Here's the plot: in a mysterious land, an airplane crashes and strands a film crew amidst Neanderthals, dinosaurs and Jana, a saavy young woman who is a tough-as-nails expert in survival in this desperate environment. However, as the plot thickens, and the crew begins to turn on each other and they find themselves captured by a hostile tribe, they must depend on Jana for their own survival.
The Good: First of all, all of the primary covers for the series were created by Cho, which is greatly appreciated. Cho is one of the leading illustrators, in my opinion, of this day and age, whether with pencil or brush, and the covers he provides only prove this. Adriano Batista's pencils and Frank Martin Jr.'s colors are also very good, and at times seem to channel Cho's own artistry. The art is of the increasingly popular style in which pencils, with little or no inking, are scanned directly into a computer and then colored in a painterly fashion (Cary Nord and Dave Stewart's art in the first four volumes of Dark Horse's "Conan" series is probably the best example of this technique), and suits the overall tenor of the book, though at times it looks a little rough and hasty.
The Bad: The story. Unfortunately, "Jungle Girl" seems to want to be "Shanna The She-Devil: Part 2," and ultimately fails. Where Cho's story in "Shanna" was a cutting-edge, at time bitingly funny revamp of a classic Marvel character that kept you on the edge of your seat, "Jungle Girl," despite crediting Cho as co-plotter, is a warmed-over story without much innovation (although what seem to be a couple of Cho's sometimes off-beat innovations do come through, somewhat).
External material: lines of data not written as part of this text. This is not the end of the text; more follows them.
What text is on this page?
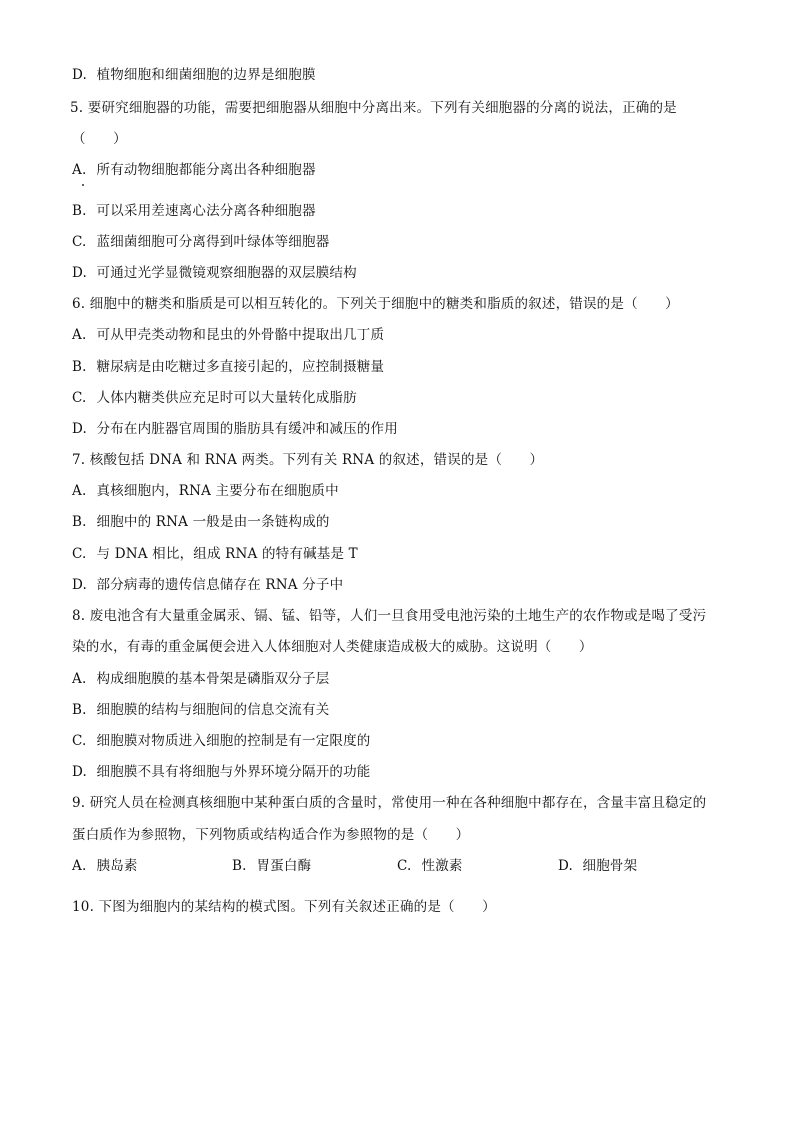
D. 植物细胞和细菌细胞的边界是细胞膜
5. 要研究细胞器的功能，需要把细胞器从细胞中分离出来。下列有关细胞器的分离的说法，正确的是
（　　）
A. 所有动物细胞都能分离出各种细胞器
B. 可以采用差速离心法分离各种细胞器
C. 蓝细菌细胞可分离得到叶绿体等细胞器
D. 可通过光学显微镜观察细胞器的双层膜结构
6. 细胞中的糖类和脂质是可以相互转化的。下列关于细胞中的糖类和脂质的叙述，错误的是（　　）
A. 可从甲壳类动物和昆虫的外骨骼中提取出几丁质
B. 糖尿病是由吃糖过多直接引起的，应控制摄糖量
C. 人体内糖类供应充足时可以大量转化成脂肪
D. 分布在内脏器官周围的脂肪具有缓冲和减压的作用
7. 核酸包括 DNA 和 RNA 两类。下列有关 RNA 的叙述，错误的是（　　）
A. 真核细胞内，RNA 主要分布在细胞质中
B. 细胞中的 RNA 一般是由一条链构成的
C. 与 DNA 相比，组成 RNA 的特有碱基是 T
D. 部分病毒的遗传信息储存在 RNA 分子中
8. 废电池含有大量重金属汞、镉、锰、铅等，人们一旦食用受电池污染的土地生产的农作物或是喝了受污
染的水，有毒的重金属便会进入人体细胞对人类健康造成极大的威胁。这说明（　　）
A. 构成细胞膜的基本骨架是磷脂双分子层
B. 细胞膜的结构与细胞间的信息交流有关
C. 细胞膜对物质进入细胞的控制是有一定限度的
D. 细胞膜不具有将细胞与外界环境分隔开的功能
9. 研究人员在检测真核细胞中某种蛋白质的含量时，常使用一种在各种细胞中都存在，含量丰富且稳定的
蛋白质作为参照物，下列物质或结构适合作为参照物的是（　　）
A. 胰岛素	B. 胃蛋白酶	C. 性激素	D. 细胞骨架
10. 下图为细胞内的某结构的模式图。下列有关叙述正确的是（　　）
Jana is, essentially, a lesser version of Shanna. The dialogue could also use another round of edits. The dust jacket asserts that this comic "roots itself firmly in the pulp tradition," but I find that debatable. Certainly, a comic entitled "Jungle Girl" isn't supposed to be Shakespeare; however, I do expect a little more out of my comics story-wise. Recommended for diehard fans of Frank Cho only.